Spesialis Paru : Cuci Tangan Setelah Pegang Bagian Depan Masker

by baritopost.co.id
0 comment 2 minutes read

Banjarmasin, BARITO – Dokter spesialis paru, Dewi Puspitorini mengajak seluruh masyarakat untuk menerapkan 3 M (memakai masker, mencuci tangan , menjaga jarak) dengan benar untuk pencegahan penularan Covid-19.

Misalnya dalam hal memakai masker, maka harus diperhatikan betul-betul tata cara sebelum, selama dan sesudah pemakaian.

Sebab jika tidak, maka meski memakai masker, orang tetap dapat berisiko tertular Covid-19.

“Karena memakai masker bukan hanya sekadar memakai  tetapi juga harus memakai dengan benar. Kalau masker yang kita pakai melorot, kita pegang depannya, kita naikin lagi. Padahal kita tahu, bagian depan masker bisa saja sudah terpapar virus. Jadi kalau tangan kita tidak cuci tangan atau tidak memakai handsanitizer lagi setelah memegang masker,  resiko tetap ada,” ujarnya pada

Webinar: “Mengarusutamakan Perubahan Perilaku untuk Menyelamatkan Masyarakat dari Pandemi Covid-19” yang diselenggarakan BBC Media Action dan Dewan Pers melalui Zoom Meeting, Jum’at (6/11/2011).

Dewi berpendapat, bahkan masih ada orang yang memakai masker di bawah hidung. Padahal pemakaian yang benar adalah di puncak hidung agar virus tidak masuk.
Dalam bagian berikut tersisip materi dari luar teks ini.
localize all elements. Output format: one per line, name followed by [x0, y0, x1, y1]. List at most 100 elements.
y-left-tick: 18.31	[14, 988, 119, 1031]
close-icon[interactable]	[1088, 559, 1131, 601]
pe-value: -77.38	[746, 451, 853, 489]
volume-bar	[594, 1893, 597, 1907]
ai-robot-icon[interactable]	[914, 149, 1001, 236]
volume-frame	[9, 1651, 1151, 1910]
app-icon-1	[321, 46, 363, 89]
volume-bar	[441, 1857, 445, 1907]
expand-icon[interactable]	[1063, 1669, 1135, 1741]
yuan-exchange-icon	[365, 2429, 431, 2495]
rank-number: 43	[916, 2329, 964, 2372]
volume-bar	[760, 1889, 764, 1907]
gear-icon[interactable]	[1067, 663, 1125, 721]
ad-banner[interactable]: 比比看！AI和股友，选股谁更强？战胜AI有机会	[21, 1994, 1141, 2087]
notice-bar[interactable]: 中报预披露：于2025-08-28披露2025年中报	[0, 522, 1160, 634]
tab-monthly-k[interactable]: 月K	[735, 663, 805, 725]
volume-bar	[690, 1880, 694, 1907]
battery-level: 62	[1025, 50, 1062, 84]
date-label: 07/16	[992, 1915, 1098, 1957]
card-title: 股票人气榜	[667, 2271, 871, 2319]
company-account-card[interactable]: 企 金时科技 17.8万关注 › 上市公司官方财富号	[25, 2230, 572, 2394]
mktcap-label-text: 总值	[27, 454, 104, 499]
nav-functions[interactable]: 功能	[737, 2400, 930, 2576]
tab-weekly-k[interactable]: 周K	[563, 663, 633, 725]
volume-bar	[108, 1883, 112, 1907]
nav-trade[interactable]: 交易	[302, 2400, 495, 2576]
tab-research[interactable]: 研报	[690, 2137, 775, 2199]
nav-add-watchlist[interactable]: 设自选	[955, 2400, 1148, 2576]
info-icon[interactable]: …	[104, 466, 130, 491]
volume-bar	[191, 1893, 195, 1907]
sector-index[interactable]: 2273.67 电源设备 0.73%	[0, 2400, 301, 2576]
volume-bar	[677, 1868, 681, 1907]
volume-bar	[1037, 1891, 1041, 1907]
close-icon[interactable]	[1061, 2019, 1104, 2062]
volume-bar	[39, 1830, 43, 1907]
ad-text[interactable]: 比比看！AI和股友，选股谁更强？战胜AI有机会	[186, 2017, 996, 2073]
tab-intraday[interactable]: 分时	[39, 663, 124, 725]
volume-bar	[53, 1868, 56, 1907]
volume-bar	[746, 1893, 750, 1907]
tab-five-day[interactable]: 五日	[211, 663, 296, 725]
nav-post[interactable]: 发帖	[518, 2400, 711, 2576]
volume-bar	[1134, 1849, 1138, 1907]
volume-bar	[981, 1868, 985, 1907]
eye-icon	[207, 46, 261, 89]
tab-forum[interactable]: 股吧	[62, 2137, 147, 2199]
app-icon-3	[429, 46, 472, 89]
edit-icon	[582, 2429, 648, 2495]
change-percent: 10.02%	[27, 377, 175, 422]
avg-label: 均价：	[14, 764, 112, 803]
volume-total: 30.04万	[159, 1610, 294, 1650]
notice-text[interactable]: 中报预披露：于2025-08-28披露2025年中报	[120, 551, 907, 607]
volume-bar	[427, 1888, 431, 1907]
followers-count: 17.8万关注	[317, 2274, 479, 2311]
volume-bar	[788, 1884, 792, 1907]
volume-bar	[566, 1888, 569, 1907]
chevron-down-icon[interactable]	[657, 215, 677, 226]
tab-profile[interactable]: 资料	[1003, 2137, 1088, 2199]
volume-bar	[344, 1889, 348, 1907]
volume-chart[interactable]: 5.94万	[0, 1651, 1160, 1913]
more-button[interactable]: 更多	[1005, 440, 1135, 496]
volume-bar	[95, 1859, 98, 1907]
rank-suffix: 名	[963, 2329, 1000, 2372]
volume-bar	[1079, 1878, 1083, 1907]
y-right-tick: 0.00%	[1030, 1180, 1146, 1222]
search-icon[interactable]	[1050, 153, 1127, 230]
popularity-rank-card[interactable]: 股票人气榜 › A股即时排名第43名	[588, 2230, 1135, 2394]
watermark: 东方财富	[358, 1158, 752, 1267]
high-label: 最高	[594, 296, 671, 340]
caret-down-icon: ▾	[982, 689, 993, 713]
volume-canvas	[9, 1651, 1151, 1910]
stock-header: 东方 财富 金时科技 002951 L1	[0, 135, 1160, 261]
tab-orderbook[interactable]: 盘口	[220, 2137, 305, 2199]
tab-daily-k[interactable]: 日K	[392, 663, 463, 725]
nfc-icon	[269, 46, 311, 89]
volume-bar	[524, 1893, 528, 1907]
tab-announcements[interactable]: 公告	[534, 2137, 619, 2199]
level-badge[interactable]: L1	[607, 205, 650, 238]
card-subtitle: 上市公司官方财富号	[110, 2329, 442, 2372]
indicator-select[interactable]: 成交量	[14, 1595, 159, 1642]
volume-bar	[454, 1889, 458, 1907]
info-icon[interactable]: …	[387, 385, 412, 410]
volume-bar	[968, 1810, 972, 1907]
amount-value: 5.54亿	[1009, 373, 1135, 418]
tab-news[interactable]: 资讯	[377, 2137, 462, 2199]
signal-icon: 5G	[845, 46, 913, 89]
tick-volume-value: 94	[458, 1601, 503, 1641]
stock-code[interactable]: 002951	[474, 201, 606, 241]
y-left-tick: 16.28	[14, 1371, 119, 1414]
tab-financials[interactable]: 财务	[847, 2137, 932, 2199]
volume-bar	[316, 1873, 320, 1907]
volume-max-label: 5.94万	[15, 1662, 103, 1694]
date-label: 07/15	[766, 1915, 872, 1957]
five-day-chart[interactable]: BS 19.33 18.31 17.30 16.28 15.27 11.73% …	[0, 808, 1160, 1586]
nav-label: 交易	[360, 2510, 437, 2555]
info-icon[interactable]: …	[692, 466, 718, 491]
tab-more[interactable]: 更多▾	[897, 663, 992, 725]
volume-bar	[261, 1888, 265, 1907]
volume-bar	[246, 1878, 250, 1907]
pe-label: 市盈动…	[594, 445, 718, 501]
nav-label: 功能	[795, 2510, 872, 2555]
“Kadang pejabat di televisi atau siapapun yang berada dalam siaran yang bisa dilihat masyarakat (belum memakai masker dengan benar, red). Masyarakat akhirnya berkesimpulan, oh.. kalau seperti itu artinya tidak apa-apa. Maka edukasi kecil bahwa harus memakai masker yang benar harus disampaikan. Ayo kita sama-sama mengedukasi dan menjadi corong sosialisasi 3M dengan benar, dimulai dari lingkungan keluarga dulu,” cetusnya.

Dewi yang menangani pasien Covid-19 bercerita, dirinya menyaksikan langsung penderitaan pasien kasus Covid yang berat. Jika kasus Covid ringan, maka pasien 100 persen bisa sembuh.

Sedangkan pasien Covid berat atau critical harus menggunakan alat bantu pernafasan.

Meski sudah dibantu peralatan secara maksimal, Dewi mengatakan usaha tim medis tetap tidak bisa membantu dan berujung kematian atau pasien tidak tertolong.

“Kenapa orang meninggal karena Covid?, karena yang diserang paru-paru yang merupakan tempat pertukaran oksigen. Paru-paru yang normal akan diisi udara dan gambar rontgennya berwarna hitam. Sedangkan pasien Covid berat, bagian dalam paru-parunya terlihat putih semua. Jadi bagaimana bisa bernafas dengan baik kalau di jaringan paru sendiri terisi oleh proses peradangan,” jelasnya.

Sementara itu, Kasubid Sosialisasi Bidang Perubahan Perilaku, Satgas Covid-19, Dwi Listyawardani, berharap, anak-anak sekolah juga bisa menjadi agen perubahan perilaku dalam menanggulangi Covid-19.

“Harapan kita, menjadi agen perubahan. Karena mereka cepat ingat. Sosialisasi dari anak-anak sangat efektif dan terbukti berhasil ketika menyampaikan bahaya merokok misalnya. Mereka bisa mengingatkan ayahnya untuk tidak merokok.Artinya, tokoh kunci dalam level keluarga harus dimanfaatkan,” bebernya. DWI juga mengaku cukup terbantu dengan pemberitaan positif dari media dan media sosial. Sehingga pihaknya terua memperkuat pendekatan melalui jalur sosialisasi untuk penanggulangan Covid-19.

Selain Dewi Puspitorini dan Dwi Listyawardani, pembicara berikutnya diantaranya adalah Ketua PWI Pusat, Atal Depari, Jamalul Insan dari Dewan Pers.Ratusan peserta berasal dari wartawan cetak, online dan elektronik dari berbagai kota di Indonesia.